É verdade que há o risco de sobrevalorizar a dimensão económica, mas parece razoável afirmar que, sem crescimento económico sustentado, as instituições democráticas em Portugal terão uma perspectiva de sobrevivência bem mais restrita.

Neste contexto, é particularmente preocupante que os principais agentes políticos e sociais portugueses pareçam estar definitivamente afundados num estado de alienação. Uma vez chegado ao zero o relógio em contagem decrescente de Paulo Portas que assinalou a saída da troika e a suposta recuperação da soberania nacional, o pensamento prevalecente parece ser, como muito bem sintetizou José Manuel Fernandes, “nós já só queremos voltar à boa vida”.

Só assim se compreende que seja possível falar em “folgas” para compensar os cortes da despesa do Estado sucessivamente bloqueados pelo Tribunal Constitucional.

Ignorando que, para os próximos anos, ficam ainda pelo menos cerca de 7 mil milhões de euros de consolidação orçamental por fazer, e que mesmo a frágil situação orçamental actual só foi atingida em larga medida graças a sucessivos e brutais aumentos de impostos que asfixiam a economia.

Ignorando que a muitas das corporações que se alimentam à mesa do Orçamento continuam com os seus lugares e privilégios intocáveis.
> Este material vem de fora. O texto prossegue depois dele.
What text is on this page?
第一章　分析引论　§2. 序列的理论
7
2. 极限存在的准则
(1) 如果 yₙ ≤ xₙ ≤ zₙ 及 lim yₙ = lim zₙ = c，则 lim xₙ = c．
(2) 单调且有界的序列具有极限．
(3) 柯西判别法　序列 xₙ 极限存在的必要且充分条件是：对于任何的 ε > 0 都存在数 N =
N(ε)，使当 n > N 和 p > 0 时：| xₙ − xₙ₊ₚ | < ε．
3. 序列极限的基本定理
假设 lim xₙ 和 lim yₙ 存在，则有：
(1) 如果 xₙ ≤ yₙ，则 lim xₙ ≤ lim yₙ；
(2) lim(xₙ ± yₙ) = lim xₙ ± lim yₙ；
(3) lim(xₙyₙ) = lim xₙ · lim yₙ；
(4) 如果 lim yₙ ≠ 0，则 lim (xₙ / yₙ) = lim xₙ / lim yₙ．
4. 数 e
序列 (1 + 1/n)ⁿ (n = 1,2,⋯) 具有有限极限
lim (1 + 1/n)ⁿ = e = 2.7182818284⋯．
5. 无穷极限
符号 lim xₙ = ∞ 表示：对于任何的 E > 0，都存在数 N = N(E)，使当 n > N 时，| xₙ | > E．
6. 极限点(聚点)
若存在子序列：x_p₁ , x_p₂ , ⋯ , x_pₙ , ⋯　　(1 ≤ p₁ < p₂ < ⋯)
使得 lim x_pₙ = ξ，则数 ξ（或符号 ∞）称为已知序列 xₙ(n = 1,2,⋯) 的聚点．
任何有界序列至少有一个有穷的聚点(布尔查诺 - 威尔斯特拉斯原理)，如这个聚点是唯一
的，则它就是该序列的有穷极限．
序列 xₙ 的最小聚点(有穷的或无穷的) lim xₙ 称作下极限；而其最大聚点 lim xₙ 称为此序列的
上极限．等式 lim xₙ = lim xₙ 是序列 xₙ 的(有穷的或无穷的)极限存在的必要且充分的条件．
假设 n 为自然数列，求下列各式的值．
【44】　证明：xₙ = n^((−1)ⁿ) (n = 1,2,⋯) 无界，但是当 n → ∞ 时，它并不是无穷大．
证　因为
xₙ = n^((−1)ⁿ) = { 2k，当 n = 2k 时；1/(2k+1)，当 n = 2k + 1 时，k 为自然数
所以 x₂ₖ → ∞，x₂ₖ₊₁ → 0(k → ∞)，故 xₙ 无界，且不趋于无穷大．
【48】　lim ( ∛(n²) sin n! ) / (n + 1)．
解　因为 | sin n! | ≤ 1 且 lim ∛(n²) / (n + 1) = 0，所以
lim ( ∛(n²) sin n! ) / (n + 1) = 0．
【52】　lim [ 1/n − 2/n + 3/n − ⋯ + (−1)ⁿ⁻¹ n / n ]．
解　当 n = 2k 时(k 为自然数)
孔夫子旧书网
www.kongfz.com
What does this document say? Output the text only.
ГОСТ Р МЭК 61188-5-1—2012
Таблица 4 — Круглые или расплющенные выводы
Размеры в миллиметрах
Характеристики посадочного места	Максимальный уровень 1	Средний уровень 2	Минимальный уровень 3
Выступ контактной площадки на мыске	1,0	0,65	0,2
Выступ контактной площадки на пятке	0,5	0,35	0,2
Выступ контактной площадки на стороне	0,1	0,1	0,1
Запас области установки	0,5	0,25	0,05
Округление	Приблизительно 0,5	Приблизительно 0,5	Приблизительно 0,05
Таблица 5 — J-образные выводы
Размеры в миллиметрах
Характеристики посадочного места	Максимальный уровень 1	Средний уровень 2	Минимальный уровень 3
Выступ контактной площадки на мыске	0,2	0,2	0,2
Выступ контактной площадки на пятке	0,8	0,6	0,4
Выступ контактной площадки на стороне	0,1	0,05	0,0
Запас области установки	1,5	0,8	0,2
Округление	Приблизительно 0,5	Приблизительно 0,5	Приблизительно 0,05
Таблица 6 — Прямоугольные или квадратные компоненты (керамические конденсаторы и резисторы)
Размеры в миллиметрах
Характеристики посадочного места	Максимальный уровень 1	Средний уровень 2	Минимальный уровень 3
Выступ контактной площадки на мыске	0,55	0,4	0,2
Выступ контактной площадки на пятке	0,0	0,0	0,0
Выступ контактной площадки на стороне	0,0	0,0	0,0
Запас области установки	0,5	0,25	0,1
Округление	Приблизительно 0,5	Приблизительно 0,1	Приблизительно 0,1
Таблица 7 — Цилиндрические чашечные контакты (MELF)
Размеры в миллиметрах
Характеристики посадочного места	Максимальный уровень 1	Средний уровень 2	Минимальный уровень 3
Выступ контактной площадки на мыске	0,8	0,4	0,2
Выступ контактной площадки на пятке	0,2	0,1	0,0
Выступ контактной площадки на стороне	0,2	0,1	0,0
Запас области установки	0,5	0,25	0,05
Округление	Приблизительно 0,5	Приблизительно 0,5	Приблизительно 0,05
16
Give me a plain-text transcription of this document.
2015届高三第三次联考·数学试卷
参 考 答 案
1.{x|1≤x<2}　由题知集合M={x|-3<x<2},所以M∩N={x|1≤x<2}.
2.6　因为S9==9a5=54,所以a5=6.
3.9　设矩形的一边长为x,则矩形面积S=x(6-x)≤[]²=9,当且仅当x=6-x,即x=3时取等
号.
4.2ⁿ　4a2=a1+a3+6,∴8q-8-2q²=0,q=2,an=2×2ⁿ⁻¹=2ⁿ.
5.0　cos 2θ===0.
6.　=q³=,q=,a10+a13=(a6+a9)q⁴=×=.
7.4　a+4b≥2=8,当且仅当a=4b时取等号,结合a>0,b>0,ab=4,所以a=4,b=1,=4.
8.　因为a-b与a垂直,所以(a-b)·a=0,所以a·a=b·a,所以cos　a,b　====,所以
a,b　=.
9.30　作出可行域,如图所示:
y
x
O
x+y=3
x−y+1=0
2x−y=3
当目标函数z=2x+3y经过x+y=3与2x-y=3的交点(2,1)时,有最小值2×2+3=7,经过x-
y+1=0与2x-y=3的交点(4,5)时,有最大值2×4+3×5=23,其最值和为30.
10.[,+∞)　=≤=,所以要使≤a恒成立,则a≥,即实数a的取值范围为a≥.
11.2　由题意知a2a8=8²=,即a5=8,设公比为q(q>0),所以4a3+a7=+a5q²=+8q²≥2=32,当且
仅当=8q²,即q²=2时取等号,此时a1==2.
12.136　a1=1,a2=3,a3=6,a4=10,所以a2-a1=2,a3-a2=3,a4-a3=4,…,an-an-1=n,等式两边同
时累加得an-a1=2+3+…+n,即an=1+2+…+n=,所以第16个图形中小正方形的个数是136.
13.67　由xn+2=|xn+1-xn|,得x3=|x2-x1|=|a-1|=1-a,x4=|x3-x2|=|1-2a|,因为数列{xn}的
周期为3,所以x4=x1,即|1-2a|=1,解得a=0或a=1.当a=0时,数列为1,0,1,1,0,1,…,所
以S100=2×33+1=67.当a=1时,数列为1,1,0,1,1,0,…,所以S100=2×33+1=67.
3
Ignorando que grande parte das reformas estruturais imprescindíveis ao desenvolvimento do país continuam por fazer num país em que quase tudo continua a depender do Estado, das suas agências e das suas arbitrariedades.

Um estado de alienação face à realidade que só é passível de compreensão se admitirmos que esses mesmos agentes políticos e sociais aguardam – uma vez mais – a salvação vinda da “Europa”. É certo que a fórmula exacta varia um pouco. Uns confiam mais na união bancária e no pacto orçamental para, por via de uma maior centralização e controlo de Bruxelas, impor as boas práticas de governação. Outros, embora igualmente crentes nos benefícios de uma maior centralização em Bruxelas, preferem realçar os desejos de uma UE mais “solidária”, que transfira ainda mais fundos e coloque a política monetária do BCE plenamente ao serviço da irresponsabilidade orçamental dos Estados membros.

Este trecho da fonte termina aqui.